Les structures administratives
Dans cette ville qui n’a pas encore 10 ans d’existence, la plupart des édifices publics ont vu le jour, même s’ils offrent encore, pour la plupart, un aspect plutôt rudimentaire. Déjà Antsirane dispose de bâtiments pour l’administration : direction de l’intérieur, hôtel du gouverneur. Ce bâtiment, qui n’est pas la Résidence du bas de la rue Colbert que nous connaissons, est situé en face de la résidence du Commandant supérieur des troupes dans le quartier militaire : grosses bâtisses carrées au toit à quatre pans, ils sont toujours là, l’un et l’autre, en face et à côté du Cercle Mess. On a également créé des écoles, une trésorerie, un bureau de poste, un hôpital (à Cap Diego), une église, un tribunal, une prison, un atelier des travaux publics et même, une Caisse d’épargne installée par un décret du 2 octobre 1892.
Par ailleurs, l’isolement du Territoire va se faire moins gênant du fait du développement – hélas relatif – des communications avec l’extérieur.
Les communications : du mieux... et du moins bon.
Les bateaux
En ce qui concerne les relations avec la France et les autres pays de l’Océan Indien, le trafic maritime se développe régulièrement : le port est visité plusieurs fois par mois par des paquebots des Messagerie Maritimes et de la Compagnie Havraise de navigation et par un bateau qui fait le service direct avec Maurice. En effet, depuis 1888, la Compagnie des Messageries Maritimes a établi, par accord avec le ministère français des Affaires étrangères, des dessertes locales incluant Diego Suarez. La ligne de la côte orientale d’Afrique, la ligne V, qui a été créée en 1888, part de Marseille et fait escale à l’aller à Port-Saïd, Suez, Obock, Aden, Zanzibar, Mayotte, Nossi-Be, Diego Suarez, Sainte-Marie, Tamatave, La Réunion, Maurice ; au retour : La Réunion, Tamatave, Sainte-Marie, Diego Suarez, Nossi-Be, Majunga, Mayotte, Zanzibar, Djibouti, Suez, Port-Saïd, Marseille. Le paquebot des Messageries Maritimes part de Marseille le 12 de chaque mois et arrive à Diego Suarez le 5 du mois suivant. Quant aux bateaux de la Compagnie Havraise Péninsulaire, partant du Havre le 10 de chaque mois, ils arrivent à Diego Suarez après escale à Bordeaux et à Marseille. En fait, en l’absence de routes intérieures les navires de la Compagnie assurent une sorte de cabotage entre les villes de Madagascar. Transportant des passagers et des marchandises, ils assurent aussi le transport du courrier (ils sont subventionnés par l’État français pour cette mission postale) et sont généralement appelés localement, et quel que soit leur nom, « le Courrier » ou « la Malle ».
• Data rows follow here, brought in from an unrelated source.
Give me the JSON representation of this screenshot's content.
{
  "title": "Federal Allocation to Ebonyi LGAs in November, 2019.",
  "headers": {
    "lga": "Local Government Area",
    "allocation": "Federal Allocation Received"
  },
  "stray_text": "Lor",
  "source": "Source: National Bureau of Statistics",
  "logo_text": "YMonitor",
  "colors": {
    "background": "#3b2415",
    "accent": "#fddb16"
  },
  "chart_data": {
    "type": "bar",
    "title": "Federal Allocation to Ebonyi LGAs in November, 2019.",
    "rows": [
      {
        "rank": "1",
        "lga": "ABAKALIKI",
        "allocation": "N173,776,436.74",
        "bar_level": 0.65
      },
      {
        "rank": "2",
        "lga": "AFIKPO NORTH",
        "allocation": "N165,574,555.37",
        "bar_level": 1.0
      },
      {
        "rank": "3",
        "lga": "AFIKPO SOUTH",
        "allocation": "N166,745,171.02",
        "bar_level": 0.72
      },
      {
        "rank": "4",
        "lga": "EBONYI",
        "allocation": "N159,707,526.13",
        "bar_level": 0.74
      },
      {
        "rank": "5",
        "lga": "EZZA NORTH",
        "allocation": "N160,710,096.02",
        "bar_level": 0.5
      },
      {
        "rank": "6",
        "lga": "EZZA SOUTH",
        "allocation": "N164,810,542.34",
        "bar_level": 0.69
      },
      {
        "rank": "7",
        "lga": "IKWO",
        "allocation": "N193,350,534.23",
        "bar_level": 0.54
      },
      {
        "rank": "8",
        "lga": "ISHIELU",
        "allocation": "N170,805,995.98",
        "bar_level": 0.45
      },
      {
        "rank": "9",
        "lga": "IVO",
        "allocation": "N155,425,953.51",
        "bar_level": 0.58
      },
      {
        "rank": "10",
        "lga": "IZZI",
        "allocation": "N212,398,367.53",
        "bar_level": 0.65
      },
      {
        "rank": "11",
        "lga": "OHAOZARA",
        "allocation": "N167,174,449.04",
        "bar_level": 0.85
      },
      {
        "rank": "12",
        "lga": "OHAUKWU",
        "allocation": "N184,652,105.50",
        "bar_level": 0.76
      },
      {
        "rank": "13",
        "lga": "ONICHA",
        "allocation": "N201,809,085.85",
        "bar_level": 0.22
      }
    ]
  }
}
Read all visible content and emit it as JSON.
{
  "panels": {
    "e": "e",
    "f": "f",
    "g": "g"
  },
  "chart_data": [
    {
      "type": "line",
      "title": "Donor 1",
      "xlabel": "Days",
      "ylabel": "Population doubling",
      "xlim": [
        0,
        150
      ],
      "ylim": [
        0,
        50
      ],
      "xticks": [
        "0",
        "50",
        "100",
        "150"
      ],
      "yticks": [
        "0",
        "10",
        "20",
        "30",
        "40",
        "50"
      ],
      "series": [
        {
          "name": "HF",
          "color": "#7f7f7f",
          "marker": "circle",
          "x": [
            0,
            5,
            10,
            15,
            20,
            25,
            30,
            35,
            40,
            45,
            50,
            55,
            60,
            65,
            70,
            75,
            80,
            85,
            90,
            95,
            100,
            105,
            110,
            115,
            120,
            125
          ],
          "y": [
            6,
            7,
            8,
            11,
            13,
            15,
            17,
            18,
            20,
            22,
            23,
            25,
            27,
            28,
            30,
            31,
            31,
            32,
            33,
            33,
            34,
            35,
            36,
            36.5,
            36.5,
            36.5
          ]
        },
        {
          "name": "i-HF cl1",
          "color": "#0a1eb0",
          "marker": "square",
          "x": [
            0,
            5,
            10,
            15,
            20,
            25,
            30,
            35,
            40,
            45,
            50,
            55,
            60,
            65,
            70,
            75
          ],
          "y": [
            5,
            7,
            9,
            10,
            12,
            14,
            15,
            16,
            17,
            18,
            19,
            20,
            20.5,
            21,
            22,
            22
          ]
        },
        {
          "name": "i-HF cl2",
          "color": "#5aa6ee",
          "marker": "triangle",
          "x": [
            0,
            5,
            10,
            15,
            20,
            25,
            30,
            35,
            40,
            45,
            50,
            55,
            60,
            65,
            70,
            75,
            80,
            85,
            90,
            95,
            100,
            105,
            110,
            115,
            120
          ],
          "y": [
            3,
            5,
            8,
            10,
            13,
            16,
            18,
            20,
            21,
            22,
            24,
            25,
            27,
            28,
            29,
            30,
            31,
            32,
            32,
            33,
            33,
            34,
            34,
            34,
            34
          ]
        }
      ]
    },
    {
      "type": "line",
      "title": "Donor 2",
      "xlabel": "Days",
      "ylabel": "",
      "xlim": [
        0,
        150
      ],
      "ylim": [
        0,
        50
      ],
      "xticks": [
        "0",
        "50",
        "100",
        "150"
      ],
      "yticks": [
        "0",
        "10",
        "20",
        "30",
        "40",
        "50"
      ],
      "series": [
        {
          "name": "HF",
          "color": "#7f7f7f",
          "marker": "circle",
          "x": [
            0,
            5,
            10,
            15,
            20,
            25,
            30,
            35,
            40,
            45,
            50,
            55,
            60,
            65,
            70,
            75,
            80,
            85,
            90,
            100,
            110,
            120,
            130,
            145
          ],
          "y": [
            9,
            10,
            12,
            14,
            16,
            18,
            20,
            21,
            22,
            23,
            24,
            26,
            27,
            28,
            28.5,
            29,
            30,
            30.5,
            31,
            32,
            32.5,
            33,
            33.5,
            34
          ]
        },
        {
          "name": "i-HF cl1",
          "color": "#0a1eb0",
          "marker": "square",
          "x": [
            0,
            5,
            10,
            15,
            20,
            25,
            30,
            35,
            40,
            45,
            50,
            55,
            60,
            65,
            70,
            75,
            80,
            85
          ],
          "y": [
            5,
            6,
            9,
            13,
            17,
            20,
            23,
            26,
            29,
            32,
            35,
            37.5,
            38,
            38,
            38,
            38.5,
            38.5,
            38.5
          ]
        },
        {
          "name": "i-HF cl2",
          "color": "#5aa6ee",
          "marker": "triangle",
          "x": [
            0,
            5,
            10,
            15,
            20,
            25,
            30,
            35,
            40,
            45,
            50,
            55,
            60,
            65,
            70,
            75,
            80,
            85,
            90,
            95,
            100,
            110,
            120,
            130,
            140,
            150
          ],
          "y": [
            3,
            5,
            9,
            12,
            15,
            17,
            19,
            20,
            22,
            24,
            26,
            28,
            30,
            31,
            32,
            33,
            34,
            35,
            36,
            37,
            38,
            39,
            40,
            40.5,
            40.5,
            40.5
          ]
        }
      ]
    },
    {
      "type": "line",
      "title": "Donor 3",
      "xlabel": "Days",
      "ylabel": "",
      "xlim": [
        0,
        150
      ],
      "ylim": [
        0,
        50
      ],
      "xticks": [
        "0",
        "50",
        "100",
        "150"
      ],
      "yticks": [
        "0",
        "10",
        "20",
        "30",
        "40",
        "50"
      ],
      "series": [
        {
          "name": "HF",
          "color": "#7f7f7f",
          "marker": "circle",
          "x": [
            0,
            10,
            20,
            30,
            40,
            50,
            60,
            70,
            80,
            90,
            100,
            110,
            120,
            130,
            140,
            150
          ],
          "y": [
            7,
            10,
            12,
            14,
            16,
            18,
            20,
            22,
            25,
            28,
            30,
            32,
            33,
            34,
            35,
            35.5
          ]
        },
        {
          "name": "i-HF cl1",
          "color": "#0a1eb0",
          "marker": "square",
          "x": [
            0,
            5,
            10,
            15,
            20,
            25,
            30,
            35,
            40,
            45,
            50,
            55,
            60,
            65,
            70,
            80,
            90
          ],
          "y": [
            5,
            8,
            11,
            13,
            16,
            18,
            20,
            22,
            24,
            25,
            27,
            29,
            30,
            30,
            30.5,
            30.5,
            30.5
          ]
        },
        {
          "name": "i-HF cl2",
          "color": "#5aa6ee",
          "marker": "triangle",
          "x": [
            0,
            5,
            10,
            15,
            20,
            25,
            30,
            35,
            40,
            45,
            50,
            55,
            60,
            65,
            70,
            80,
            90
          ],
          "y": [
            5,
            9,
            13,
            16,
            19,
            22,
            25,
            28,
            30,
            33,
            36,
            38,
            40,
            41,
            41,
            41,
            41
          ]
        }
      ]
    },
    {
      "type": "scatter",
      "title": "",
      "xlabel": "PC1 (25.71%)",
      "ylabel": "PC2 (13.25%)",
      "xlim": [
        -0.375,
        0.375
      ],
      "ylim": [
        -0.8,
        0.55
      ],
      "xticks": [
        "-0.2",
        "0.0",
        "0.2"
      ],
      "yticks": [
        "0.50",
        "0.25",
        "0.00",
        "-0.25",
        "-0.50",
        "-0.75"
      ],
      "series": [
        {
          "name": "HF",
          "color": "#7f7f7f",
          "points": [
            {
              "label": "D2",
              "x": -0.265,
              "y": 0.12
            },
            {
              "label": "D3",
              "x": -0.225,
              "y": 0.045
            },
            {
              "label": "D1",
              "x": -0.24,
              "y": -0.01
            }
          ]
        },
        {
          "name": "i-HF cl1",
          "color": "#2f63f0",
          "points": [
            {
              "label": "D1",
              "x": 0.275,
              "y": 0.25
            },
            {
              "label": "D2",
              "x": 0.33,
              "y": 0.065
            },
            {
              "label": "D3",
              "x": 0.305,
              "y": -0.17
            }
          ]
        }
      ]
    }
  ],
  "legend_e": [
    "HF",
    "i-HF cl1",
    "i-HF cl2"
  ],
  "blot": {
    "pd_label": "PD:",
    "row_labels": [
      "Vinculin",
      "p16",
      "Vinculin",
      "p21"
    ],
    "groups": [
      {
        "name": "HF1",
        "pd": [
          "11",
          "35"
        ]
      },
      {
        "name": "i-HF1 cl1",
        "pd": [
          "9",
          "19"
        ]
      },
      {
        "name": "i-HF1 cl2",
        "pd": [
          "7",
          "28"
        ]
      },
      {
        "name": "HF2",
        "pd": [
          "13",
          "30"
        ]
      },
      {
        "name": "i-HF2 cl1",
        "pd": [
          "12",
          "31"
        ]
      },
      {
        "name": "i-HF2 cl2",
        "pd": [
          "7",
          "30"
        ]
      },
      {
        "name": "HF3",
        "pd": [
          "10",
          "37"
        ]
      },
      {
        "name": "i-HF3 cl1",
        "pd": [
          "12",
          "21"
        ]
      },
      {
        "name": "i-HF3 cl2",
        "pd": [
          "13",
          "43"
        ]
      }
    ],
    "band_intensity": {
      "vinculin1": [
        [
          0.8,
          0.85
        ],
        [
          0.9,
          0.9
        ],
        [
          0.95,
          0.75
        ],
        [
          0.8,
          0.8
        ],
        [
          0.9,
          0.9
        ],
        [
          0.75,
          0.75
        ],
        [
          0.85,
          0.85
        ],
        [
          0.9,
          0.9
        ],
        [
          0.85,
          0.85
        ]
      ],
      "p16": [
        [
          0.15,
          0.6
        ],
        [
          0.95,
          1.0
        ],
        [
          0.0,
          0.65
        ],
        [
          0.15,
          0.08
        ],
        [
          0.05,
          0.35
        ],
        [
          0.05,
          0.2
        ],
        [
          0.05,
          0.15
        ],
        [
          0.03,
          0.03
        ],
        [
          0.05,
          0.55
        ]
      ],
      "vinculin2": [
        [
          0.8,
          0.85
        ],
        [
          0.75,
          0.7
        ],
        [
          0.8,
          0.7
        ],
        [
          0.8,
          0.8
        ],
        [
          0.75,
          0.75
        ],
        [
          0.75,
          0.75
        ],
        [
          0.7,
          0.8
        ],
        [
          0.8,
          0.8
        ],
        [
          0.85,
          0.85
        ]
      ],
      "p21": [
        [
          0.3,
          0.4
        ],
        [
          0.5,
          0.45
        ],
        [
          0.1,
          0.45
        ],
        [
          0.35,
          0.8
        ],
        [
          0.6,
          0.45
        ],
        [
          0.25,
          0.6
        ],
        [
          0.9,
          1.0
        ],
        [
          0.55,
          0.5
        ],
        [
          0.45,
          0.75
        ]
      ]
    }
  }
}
Ce mouvement du port permet à un Antsiranais d’écrire : « Depuis quelque temps, notre rade offre en petit le spectacle d’un port de Marseille [...] Une véritable forêt de mâts coupe l’horizon ». Mais il ajoute, et déplore que « ce sont des mâts de boutres battant pavillon rouge. Qu’il en est arrivé de ces marchandises anglo-indiennes et de cette camelote allemande !»
Cependant, la desserte de Diego Suarez par de nombreux navires a pour avantage - en dehors de l’ouverture sur le monde qu’elle procure- d’aider au développement du Territoire par l’afflux de clients, venus des régions avoisinantes qui ne sont pas en rapport avec l’extérieur. C’est ce que constate le voyageur Chabaud en 1893 : « Les Antankares [sic] forment un groupe d’une dizaine de milliers d’individus, qui ne peuvent se pourvoir qu’à Antsirane de tissus, de liqueurs, de quincaillerie etc. Enfin, les habitants des riches plaines de Vohémar commencent à envoyer leurs produits vers nos établissements et à venir y acheter des marchandises d’importation dont ils ont besoin, car le paquebot ayant cessé de toucher Vohémar, ce port ne se trouve plus en communication avec Maurice que pendant la mousson du sud-est.» Et il ajoute que ce commerce devra « évidemment se développer à mesure que les communications avec l’intérieur deviendront plus faciles » ...ce qui n’est pas encore le cas.
Les routes
En effet, Antsirane manque cruellement de routes. C’est ce que constate le savant Kergovatz en 1892 : « Des colporteurs, que les commerçants français commencent à employer, à l’exemple des Indiens, vont porter la toilerie, la quincaillerie, la verrerie débarquées à Antsirane jusqu’à 25 lieues dans l’intérieur, et rapportent en échange, de l’écaille, du caoutchouc, de l’ambre gris, du copal et des piastres [...] Chaque mois, à la suite du facteur de la Résidence Générale qui vient apporter et chercher la poste à Antsirane, tout un convoi de Sakalaves arrive ici, et se fournit de marchandises diverses. Malheureusement, en l’absence de routes carrossables, il faudrait organiser, pour développer ce commerce, des convois réguliers de bœufs porteurs ». Et Kergovatz ajoute que le gouverneur du fort militaire merina d’Ambohimarina s’était même associé à un négociant français pour organiser ces convois...a vant que les relations ne se détériorent entre français et merina ! En fait, Antsirane est totalement enclavée, vers l’intérieur, du fait du manque de chemins carrossables et les voyageurs doivent circuler en filanzane (chaises à porteur) dès qu’ils sortent de la ville. Mais l’administration de la ville, qui ne reçoit pratiquement pas de subventions pour les civils, n’a pas les moyens de construire des routes. Aussi, en 1893, le député de La Réunion, François de Mahy, se battra avec succès pour obtenir de l’Assemblée Nationale une augmentation de 100 000 francs du budget accordé à Diego Suarez pour construire des routes et éclairer la rade.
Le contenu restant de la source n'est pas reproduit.